Ce que dit vraiment la règle
L'article 50 du règlement européen sur l'IA exige que le contenu généré par IA soit déclaré comme tel, afin que les gens ne soient pas induits à croire réel ce qui est artificiel. L'obligation vise deux catégories précises. La première, les deepfakes, définis comme des images, audio ou vidéos générés ou manipulés par IA qui ressemblent à des personnes, objets ou événements réels et pourraient sembler faussement authentiques. Si vous en publiez un, vous devez déclarer clairement qu'il est généré ou manipulé artificiellement. La seconde, les textes générés par IA publiés pour informer le public sur des sujets d'intérêt public, qui doivent être déclarés comme générés par IA sauf si un humain en a assumé la responsabilité éditoriale.
Le devoir pèse sur le déployeur, c'est-à-dire l'organisation qui publie professionnellement le contenu et le place devant les gens, qu'elle ait construit l'IA sous-jacente ou non.
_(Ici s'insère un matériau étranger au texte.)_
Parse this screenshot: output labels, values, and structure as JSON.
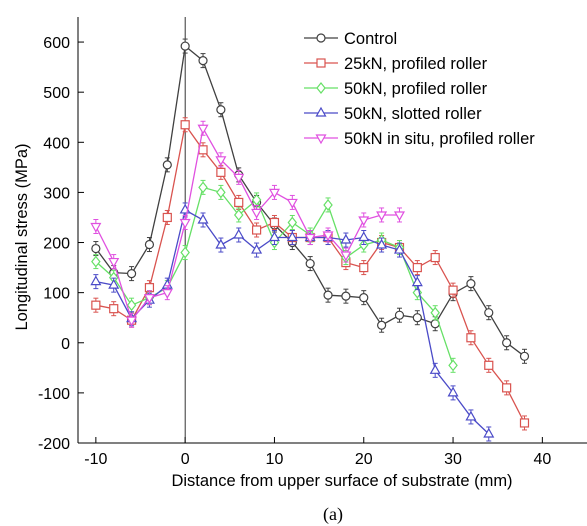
{
  "chart_data": {
    "type": "line",
    "title": "",
    "xlabel": "Distance from upper surface of substrate (mm)",
    "ylabel": "Longitudinal stress (MPa)",
    "xlim": [
      -12,
      45
    ],
    "ylim": [
      -200,
      650
    ],
    "xticks": [
      -10,
      0,
      10,
      20,
      30,
      40
    ],
    "yticks": [
      -200,
      -100,
      0,
      100,
      200,
      300,
      400,
      500,
      600
    ],
    "xtick_labels": [
      "-10",
      "0",
      "10",
      "20",
      "30",
      "40"
    ],
    "ytick_labels": [
      "-200",
      "-100",
      "0",
      "100",
      "200",
      "300",
      "400",
      "500",
      "600"
    ],
    "grid": false,
    "legend_position": "top-right",
    "vertical_reference_line_x": 0,
    "series": [
      {
        "name": "Control",
        "color": "#404040",
        "marker": "circle",
        "x": [
          -10,
          -8,
          -6,
          -4,
          -2,
          0,
          2,
          4,
          6,
          8,
          10,
          12,
          14,
          16,
          18,
          20,
          22,
          24,
          26,
          28,
          30,
          32,
          34,
          36,
          38
        ],
        "y": [
          188,
          140,
          138,
          196,
          355,
          592,
          563,
          465,
          335,
          280,
          235,
          200,
          158,
          95,
          93,
          90,
          35,
          55,
          50,
          38,
          98,
          118,
          60,
          0,
          -27
        ]
      },
      {
        "name": "25kN, profiled roller",
        "color": "#d9534f",
        "marker": "square",
        "x": [
          -10,
          -8,
          -6,
          -4,
          -2,
          0,
          2,
          4,
          6,
          8,
          10,
          12,
          14,
          16,
          18,
          20,
          22,
          24,
          26,
          28,
          30,
          32,
          34,
          36,
          38
        ],
        "y": [
          75,
          68,
          45,
          110,
          250,
          435,
          385,
          340,
          280,
          225,
          240,
          210,
          210,
          210,
          160,
          150,
          200,
          190,
          150,
          170,
          105,
          10,
          -45,
          -90,
          -160
        ]
      },
      {
        "name": "50kN, profiled roller",
        "color": "#66e066",
        "marker": "diamond",
        "x": [
          -10,
          -8,
          -6,
          -4,
          -2,
          0,
          2,
          4,
          6,
          8,
          10,
          12,
          14,
          16,
          18,
          20,
          22,
          24,
          26,
          28,
          30
        ],
        "y": [
          162,
          130,
          75,
          90,
          110,
          180,
          310,
          300,
          255,
          285,
          200,
          240,
          215,
          275,
          170,
          195,
          205,
          190,
          100,
          60,
          -45
        ]
      },
      {
        "name": "50kN, slotted roller",
        "color": "#4b4bc8",
        "marker": "triangle-up",
        "x": [
          -10,
          -8,
          -6,
          -4,
          -2,
          0,
          2,
          4,
          6,
          8,
          10,
          12,
          14,
          16,
          18,
          20,
          22,
          24,
          26,
          28,
          30,
          32,
          34
        ],
        "y": [
          122,
          115,
          48,
          85,
          115,
          265,
          245,
          195,
          215,
          185,
          210,
          210,
          210,
          210,
          205,
          210,
          195,
          185,
          120,
          -55,
          -100,
          -148,
          -182
        ]
      },
      {
        "name": "50kN in situ, profiled roller",
        "color": "#e050e0",
        "marker": "triangle-down",
        "x": [
          -10,
          -8,
          -6,
          -4,
          -2,
          0,
          2,
          4,
          6,
          8,
          10,
          12,
          14,
          16,
          18,
          20,
          22,
          24
        ],
        "y": [
          232,
          162,
          45,
          90,
          100,
          240,
          428,
          365,
          330,
          260,
          300,
          280,
          210,
          215,
          175,
          245,
          255,
          255
        ]
      }
    ]
  },
  "caption": "(a)"
}
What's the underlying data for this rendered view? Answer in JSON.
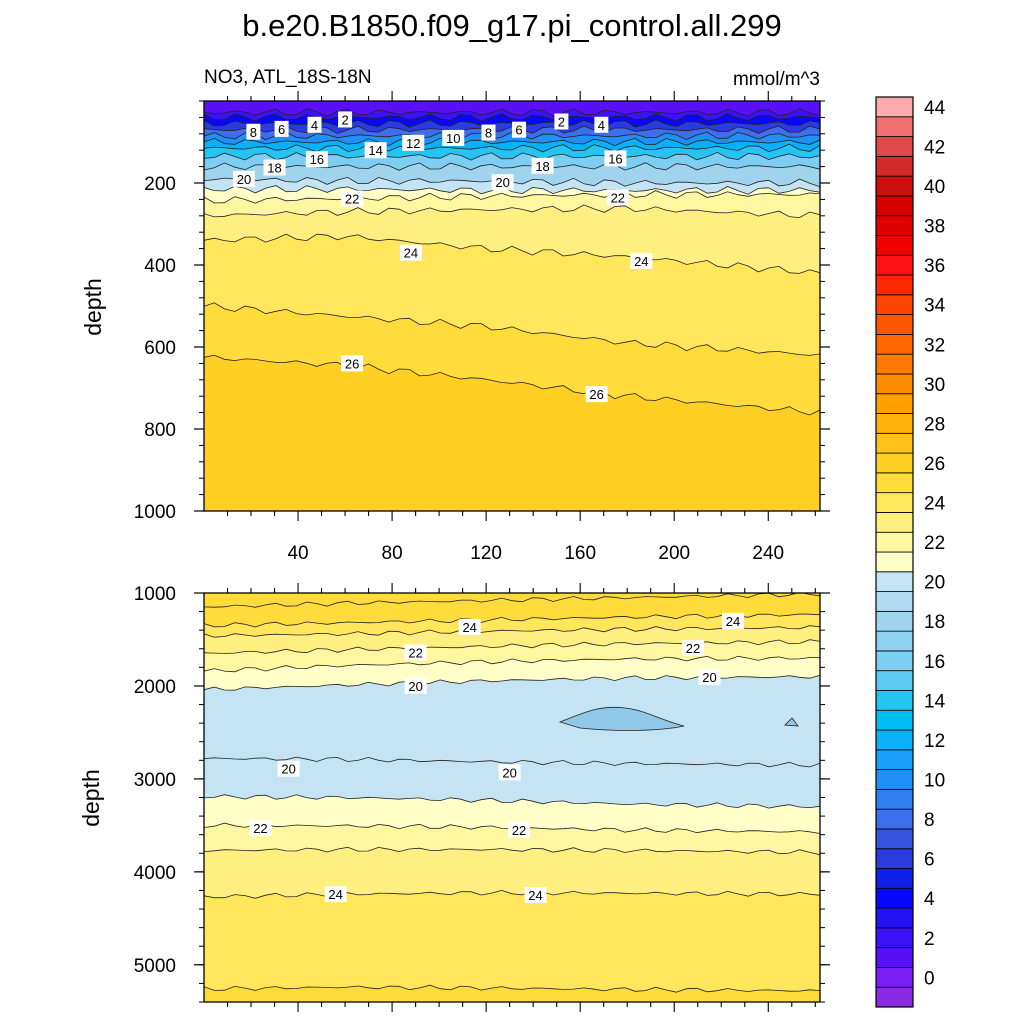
{
  "title": "b.e20.B1850.f09_g17.pi_control.all.299",
  "colorbar": {
    "levels": [
      -1,
      0,
      1,
      2,
      3,
      4,
      5,
      6,
      7,
      8,
      9,
      10,
      11,
      12,
      13,
      14,
      15,
      16,
      17,
      18,
      19,
      20,
      21,
      22,
      23,
      24,
      25,
      26,
      27,
      28,
      29,
      30,
      31,
      32,
      33,
      34,
      35,
      36,
      37,
      38,
      39,
      40,
      41,
      42,
      43,
      44,
      45,
      46
    ],
    "tick_labels": [
      "0",
      "2",
      "4",
      "6",
      "8",
      "10",
      "12",
      "14",
      "16",
      "18",
      "20",
      "22",
      "24",
      "26",
      "28",
      "30",
      "32",
      "34",
      "36",
      "38",
      "40",
      "42",
      "44"
    ],
    "colors": [
      "#8a2be2",
      "#7a1ef5",
      "#5a10f5",
      "#3b12f8",
      "#2412f5",
      "#0808ff",
      "#1020e6",
      "#2a3ce0",
      "#3555e0",
      "#3f6eea",
      "#2e7ef0",
      "#1f90f5",
      "#1aa0f8",
      "#0ab0f8",
      "#00bdf2",
      "#25c4f2",
      "#5ccbf2",
      "#7ccef2",
      "#8ed0ef",
      "#9fd3ee",
      "#b0dbf0",
      "#c4e4f3",
      "#ffffc8",
      "#fff6a0",
      "#ffee80",
      "#ffe65a",
      "#ffdc3c",
      "#ffd023",
      "#ffc21a",
      "#ffb20c",
      "#ff9f00",
      "#ff8c00",
      "#ff7a00",
      "#ff6600",
      "#ff5500",
      "#ff4400",
      "#ff2800",
      "#ff1010",
      "#f00000",
      "#e00000",
      "#d40000",
      "#cc1010",
      "#d42a2a",
      "#e04848",
      "#f07070",
      "#ffaaaa"
    ]
  },
  "chart_data": [
    {
      "type": "contour",
      "panel": "upper",
      "title_left": "NO3, ATL_18S-18N",
      "title_right": "mmol/m^3",
      "xlabel": "",
      "ylabel": "depth",
      "xlim": [
        0,
        262
      ],
      "ylim": [
        1000,
        0
      ],
      "xticks": [
        40,
        80,
        120,
        160,
        200,
        240
      ],
      "yticks": [
        200,
        400,
        600,
        800,
        1000
      ],
      "contours": [
        {
          "level": 2,
          "y": [
            28,
            28,
            28,
            28,
            28
          ]
        },
        {
          "level": 4,
          "y": [
            40,
            40,
            40,
            40,
            40
          ]
        },
        {
          "level": 6,
          "y": [
            55,
            55,
            55,
            55,
            55
          ]
        },
        {
          "level": 8,
          "y": [
            70,
            70,
            70,
            70,
            70
          ]
        },
        {
          "level": 10,
          "y": [
            85,
            85,
            85,
            85,
            85
          ]
        },
        {
          "level": 12,
          "y": [
            100,
            100,
            100,
            100,
            100
          ]
        },
        {
          "level": 14,
          "y": [
            115,
            115,
            115,
            115,
            115
          ]
        },
        {
          "level": 16,
          "y": [
            135,
            135,
            135,
            135,
            135
          ]
        },
        {
          "level": 18,
          "y": [
            160,
            160,
            160,
            160,
            160
          ]
        },
        {
          "level": 20,
          "y": [
            190,
            195,
            195,
            200,
            200
          ]
        },
        {
          "level": 21,
          "y": [
            215,
            215,
            218,
            218,
            218
          ]
        },
        {
          "level": 22,
          "y": [
            243,
            238,
            232,
            228,
            228
          ]
        },
        {
          "level": 23,
          "y": [
            280,
            270,
            265,
            262,
            280
          ]
        },
        {
          "level": 24,
          "y": [
            340,
            330,
            360,
            380,
            420
          ]
        },
        {
          "level": 25,
          "y": [
            500,
            525,
            550,
            590,
            620
          ]
        },
        {
          "level": 26,
          "y": [
            625,
            645,
            680,
            720,
            760
          ]
        }
      ],
      "contour_x": [
        0,
        60,
        120,
        180,
        262
      ],
      "labels": [
        {
          "text": "2",
          "x": 60,
          "y": 45
        },
        {
          "text": "2",
          "x": 152,
          "y": 50
        },
        {
          "text": "4",
          "x": 47,
          "y": 58
        },
        {
          "text": "4",
          "x": 169,
          "y": 58
        },
        {
          "text": "6",
          "x": 33,
          "y": 68
        },
        {
          "text": "6",
          "x": 134,
          "y": 70
        },
        {
          "text": "8",
          "x": 21,
          "y": 75
        },
        {
          "text": "8",
          "x": 121,
          "y": 77
        },
        {
          "text": "10",
          "x": 106,
          "y": 90
        },
        {
          "text": "12",
          "x": 89,
          "y": 102
        },
        {
          "text": "14",
          "x": 73,
          "y": 120
        },
        {
          "text": "16",
          "x": 48,
          "y": 142
        },
        {
          "text": "16",
          "x": 175,
          "y": 140
        },
        {
          "text": "18",
          "x": 30,
          "y": 162
        },
        {
          "text": "18",
          "x": 144,
          "y": 158
        },
        {
          "text": "20",
          "x": 17,
          "y": 190
        },
        {
          "text": "20",
          "x": 127,
          "y": 198
        },
        {
          "text": "22",
          "x": 63,
          "y": 238
        },
        {
          "text": "22",
          "x": 176,
          "y": 235
        },
        {
          "text": "24",
          "x": 88,
          "y": 370
        },
        {
          "text": "24",
          "x": 186,
          "y": 390
        },
        {
          "text": "26",
          "x": 63,
          "y": 640
        },
        {
          "text": "26",
          "x": 167,
          "y": 715
        }
      ]
    },
    {
      "type": "contour",
      "panel": "lower",
      "xlabel": "",
      "ylabel": "depth",
      "xlim": [
        0,
        262
      ],
      "ylim": [
        5400,
        1000
      ],
      "yticks": [
        1000,
        2000,
        3000,
        4000,
        5000
      ],
      "contours": [
        {
          "level": 26,
          "y": [
            1150,
            1110,
            1080,
            1050,
            1010
          ]
        },
        {
          "level": 25,
          "y": [
            1350,
            1320,
            1290,
            1260,
            1230
          ]
        },
        {
          "level": 24,
          "y": [
            1460,
            1440,
            1410,
            1390,
            1370
          ]
        },
        {
          "level": 23,
          "y": [
            1650,
            1610,
            1575,
            1545,
            1525
          ]
        },
        {
          "level": 22,
          "y": [
            1840,
            1780,
            1740,
            1710,
            1700
          ]
        },
        {
          "level": 21,
          "y": [
            2040,
            1990,
            1945,
            1915,
            1900
          ]
        },
        {
          "level": 20,
          "y": [
            2780,
            2790,
            2815,
            2835,
            2850
          ]
        },
        {
          "level": 21,
          "y": [
            3190,
            3200,
            3230,
            3270,
            3300
          ]
        },
        {
          "level": 22,
          "y": [
            3500,
            3505,
            3520,
            3550,
            3570
          ]
        },
        {
          "level": 23,
          "y": [
            3770,
            3760,
            3760,
            3770,
            3790
          ]
        },
        {
          "level": 24,
          "y": [
            4270,
            4240,
            4225,
            4230,
            4240
          ]
        },
        {
          "level": 25,
          "y": [
            5260,
            5240,
            5250,
            5265,
            5280
          ]
        }
      ],
      "contour_x": [
        0,
        60,
        120,
        180,
        262
      ],
      "labels": [
        {
          "text": "24",
          "x": 113,
          "y": 1365
        },
        {
          "text": "24",
          "x": 225,
          "y": 1300
        },
        {
          "text": "22",
          "x": 90,
          "y": 1640
        },
        {
          "text": "22",
          "x": 208,
          "y": 1590
        },
        {
          "text": "20",
          "x": 90,
          "y": 2000
        },
        {
          "text": "20",
          "x": 215,
          "y": 1905
        },
        {
          "text": "20",
          "x": 36,
          "y": 2890
        },
        {
          "text": "20",
          "x": 130,
          "y": 2930
        },
        {
          "text": "22",
          "x": 24,
          "y": 3530
        },
        {
          "text": "22",
          "x": 134,
          "y": 3550
        },
        {
          "text": "24",
          "x": 56,
          "y": 4240
        },
        {
          "text": "24",
          "x": 141,
          "y": 4250
        }
      ]
    }
  ]
}
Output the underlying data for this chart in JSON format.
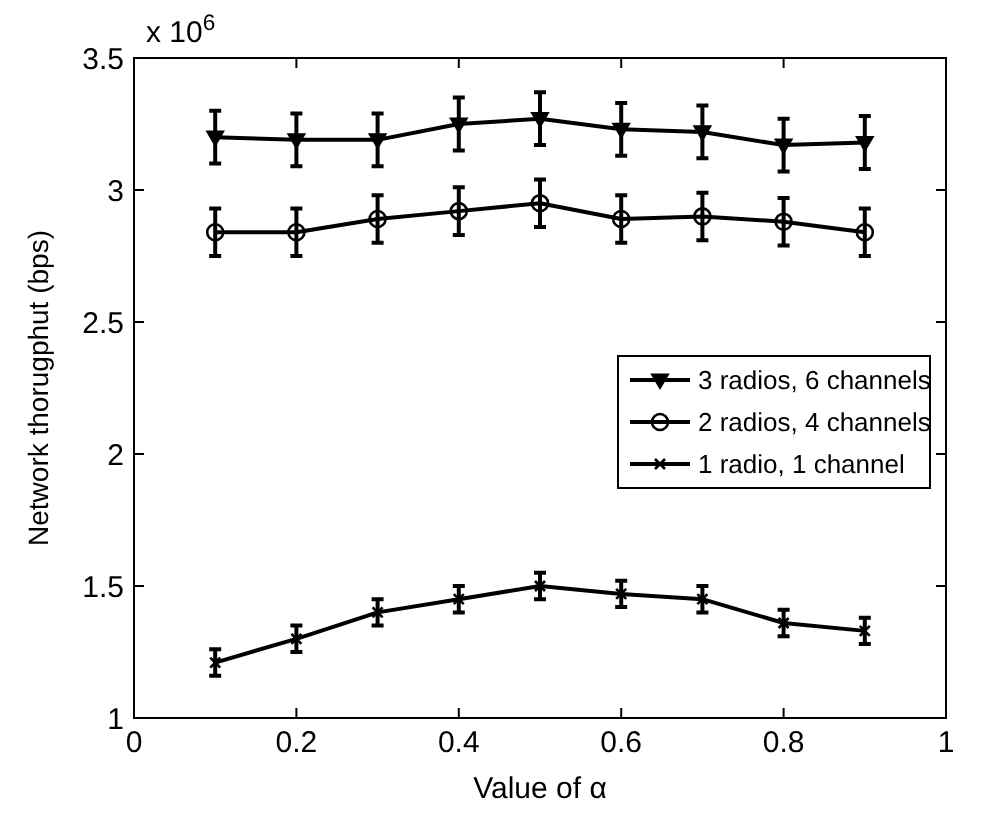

Ainsi, une équipe marketing utilisant un outil tiers pour générer une vidéo réaliste d'une personne est responsable de son étiquetage, même si elle n'a pas construit le modèle.
Il y a ici deux échéances distinctes, et les confondre est une erreur fréquente. Le devoir d'étiqueter les nouveaux deepfakes et textes d'intérêt public, la partie sur laquelle la plupart des entreprises doivent agir, s'applique maintenant, depuis le 2 août 2026, sans période de grâce pour le contenu créé à partir de cette date. Une obligation distincte et plus technique, pesant sur les fournisseurs qui construisent les systèmes d'IA générative, celle d'intégrer des marques lisibles par machine comme des filigranes, bénéficie d'une période de grâce jusqu'au 2 décembre 2026 pour les systèmes déjà sur le marché, avec l'interopérabilité de détection due pour février 2027. En bref : si vous publiez du contenu IA, votre devoir d'étiquetage est actif aujourd'hui. Le contenu créé avant le 2 août n'a pas besoin d'étiquetage rétroactif.
Qui doit se conformer
Cela s'applique à toute entreprise ou personne publiant professionnellement du contenu généré par IA à une audience incluant des personnes dans l'UE. Si vous menez des campagnes marketing avec des visuels générés par IA, produisez des médias avec des voix ou avatars synthétiques, créez de la vidéo IA pour des clients, ou publiez des articles rédigés par IA sur l'actualité, vous êtes dans le champ. Comme pour toute partie du règlement, la géographie ne vous exempte pas : une entreprise basée n'importe où dans le monde est concernée dès lors que son contenu généré par IA atteint des personnes dans l'UE. C'est la même portée extraterritoriale, l'effet Bruxelles, qui traverse tout le règlement.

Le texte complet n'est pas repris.